Articles
10 August 2017

EUR/CHF: Welcome back, the Swiss franc

EUR/CHF is starting to trade like its old self again.  

Coming back in from the cold

For many, the Swiss National Bank's imposition of a currency floor in 2011, and the floor’s haphazard removal in 2015 damaged the Swiss Franc’s (CHF) reputation as a liquid, free-floating currency. Yet there are signs the CHF is coming back in from the cold and a sense of normality is returning. We think there are two key implications here:

  • EUR/CHF will rekindle its correlation with risk
  • A return to more normal conditions, arguably for the first time since 2008, makes a case for EUR/CHF returning to more normal levels next year - potentially even 1.30

Turnover in spot EUR/CHF Over-The-Counter (OTC) transactions fell 40% between 2013 and 2016 compared to a mere 5% decline for all currency pairs over the same period. But ever since the ECB President, Mario Draghi’s June speech effectively sounded the ‘all-clear’ on the Euro, our short term fair value EUR/CHF model points to sharply rising EUR/CHF correlation with risk – particularly its correlation to world equity prices (Fig 1). And that correlation has returned to the highest levels since 2011 – shortly before the SNB imposed the 1.20 EUR/CHF floor. That the correlation is rising at a time that EUR/CHF is rising, not falling as it was in 2011, is notable.
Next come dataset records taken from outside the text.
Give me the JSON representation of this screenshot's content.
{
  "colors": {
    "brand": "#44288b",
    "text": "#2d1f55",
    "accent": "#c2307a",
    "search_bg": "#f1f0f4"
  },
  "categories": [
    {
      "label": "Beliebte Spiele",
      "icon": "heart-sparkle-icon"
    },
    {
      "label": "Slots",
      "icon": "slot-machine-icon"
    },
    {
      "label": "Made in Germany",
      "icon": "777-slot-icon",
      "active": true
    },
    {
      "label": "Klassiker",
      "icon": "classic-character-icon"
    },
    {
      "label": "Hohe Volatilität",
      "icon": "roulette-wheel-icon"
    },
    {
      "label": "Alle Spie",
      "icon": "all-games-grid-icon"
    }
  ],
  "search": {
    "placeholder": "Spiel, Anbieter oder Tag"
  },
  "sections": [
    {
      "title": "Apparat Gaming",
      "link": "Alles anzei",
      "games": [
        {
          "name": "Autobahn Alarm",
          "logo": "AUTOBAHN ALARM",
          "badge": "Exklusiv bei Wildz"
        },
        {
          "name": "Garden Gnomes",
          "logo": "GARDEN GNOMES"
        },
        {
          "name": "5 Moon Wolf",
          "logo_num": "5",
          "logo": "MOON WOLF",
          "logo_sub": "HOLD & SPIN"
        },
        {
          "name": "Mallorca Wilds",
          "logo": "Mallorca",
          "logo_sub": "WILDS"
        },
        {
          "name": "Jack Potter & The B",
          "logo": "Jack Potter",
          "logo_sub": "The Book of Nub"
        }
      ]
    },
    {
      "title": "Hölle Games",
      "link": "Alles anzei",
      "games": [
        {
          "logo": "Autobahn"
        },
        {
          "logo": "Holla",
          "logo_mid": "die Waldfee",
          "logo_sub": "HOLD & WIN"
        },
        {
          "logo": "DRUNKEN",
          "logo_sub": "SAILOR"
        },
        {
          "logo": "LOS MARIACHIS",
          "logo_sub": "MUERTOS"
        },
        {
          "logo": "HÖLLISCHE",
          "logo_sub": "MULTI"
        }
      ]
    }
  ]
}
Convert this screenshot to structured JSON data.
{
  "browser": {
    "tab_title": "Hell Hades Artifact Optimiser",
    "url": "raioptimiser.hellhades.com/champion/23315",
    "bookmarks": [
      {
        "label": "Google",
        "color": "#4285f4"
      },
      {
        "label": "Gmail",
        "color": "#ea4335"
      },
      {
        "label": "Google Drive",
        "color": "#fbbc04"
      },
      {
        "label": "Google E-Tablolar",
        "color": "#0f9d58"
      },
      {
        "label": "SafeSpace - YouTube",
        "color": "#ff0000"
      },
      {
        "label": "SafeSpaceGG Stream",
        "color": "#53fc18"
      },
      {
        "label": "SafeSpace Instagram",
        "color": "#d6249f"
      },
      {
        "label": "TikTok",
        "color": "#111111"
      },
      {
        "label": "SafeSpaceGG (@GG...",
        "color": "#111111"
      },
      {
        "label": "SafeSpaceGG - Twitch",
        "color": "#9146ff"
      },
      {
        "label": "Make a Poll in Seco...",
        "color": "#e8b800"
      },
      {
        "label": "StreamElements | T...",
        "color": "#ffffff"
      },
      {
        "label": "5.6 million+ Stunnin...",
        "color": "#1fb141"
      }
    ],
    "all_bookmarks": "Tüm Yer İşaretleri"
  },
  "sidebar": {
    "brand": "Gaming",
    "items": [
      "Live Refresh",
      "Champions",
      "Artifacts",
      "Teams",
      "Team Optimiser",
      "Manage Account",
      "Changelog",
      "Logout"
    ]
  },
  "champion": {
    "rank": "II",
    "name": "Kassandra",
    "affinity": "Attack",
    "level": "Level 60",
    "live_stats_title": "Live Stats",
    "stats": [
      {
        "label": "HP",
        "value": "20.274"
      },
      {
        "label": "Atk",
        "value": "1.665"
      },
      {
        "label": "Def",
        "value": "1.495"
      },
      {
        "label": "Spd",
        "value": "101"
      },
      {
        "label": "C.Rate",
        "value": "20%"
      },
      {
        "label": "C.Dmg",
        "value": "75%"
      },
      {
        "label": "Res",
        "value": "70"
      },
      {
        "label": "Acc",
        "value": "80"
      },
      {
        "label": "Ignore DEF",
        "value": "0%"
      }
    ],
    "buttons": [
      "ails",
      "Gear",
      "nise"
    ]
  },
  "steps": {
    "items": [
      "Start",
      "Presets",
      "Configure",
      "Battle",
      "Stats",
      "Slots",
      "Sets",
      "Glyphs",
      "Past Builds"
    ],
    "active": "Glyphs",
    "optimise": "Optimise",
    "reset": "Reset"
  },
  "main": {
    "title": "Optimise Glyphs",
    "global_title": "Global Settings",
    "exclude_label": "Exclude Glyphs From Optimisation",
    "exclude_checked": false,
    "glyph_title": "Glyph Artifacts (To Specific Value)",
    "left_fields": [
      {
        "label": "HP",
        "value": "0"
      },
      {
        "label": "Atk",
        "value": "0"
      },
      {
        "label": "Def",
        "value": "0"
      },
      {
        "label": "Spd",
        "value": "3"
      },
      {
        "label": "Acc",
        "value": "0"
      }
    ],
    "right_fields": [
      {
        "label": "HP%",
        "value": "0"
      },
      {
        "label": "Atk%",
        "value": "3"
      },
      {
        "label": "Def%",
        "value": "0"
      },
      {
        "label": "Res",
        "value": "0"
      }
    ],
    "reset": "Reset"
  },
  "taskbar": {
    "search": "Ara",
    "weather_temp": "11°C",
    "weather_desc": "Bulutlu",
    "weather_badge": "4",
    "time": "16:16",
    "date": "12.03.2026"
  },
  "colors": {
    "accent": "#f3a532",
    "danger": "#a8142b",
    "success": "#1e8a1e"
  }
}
EUR/CHF rolling correlation (betas) with 4 key variables

 - Source: ING
Source: ING

A regime shift?

With EUR/CHF now way off the 1.06-1.08 levels, where the SNB has most recently been conducting FX intervention (and provided it doesn’t return to these levels to trigger another wave of SNB intervention), the currency is now set free to react to global market drivers. A regime shift seems to be under way. CHF is transforming from a lame duck into its old self, more sensitive to its traditional drivers.

Our short term fair value model also suggests that despite its recovering sensitivity to risk appetite, the late July/ early August move higher in EUR/CHF materially exceeded levels which our model would deem as fair (on a short term basis).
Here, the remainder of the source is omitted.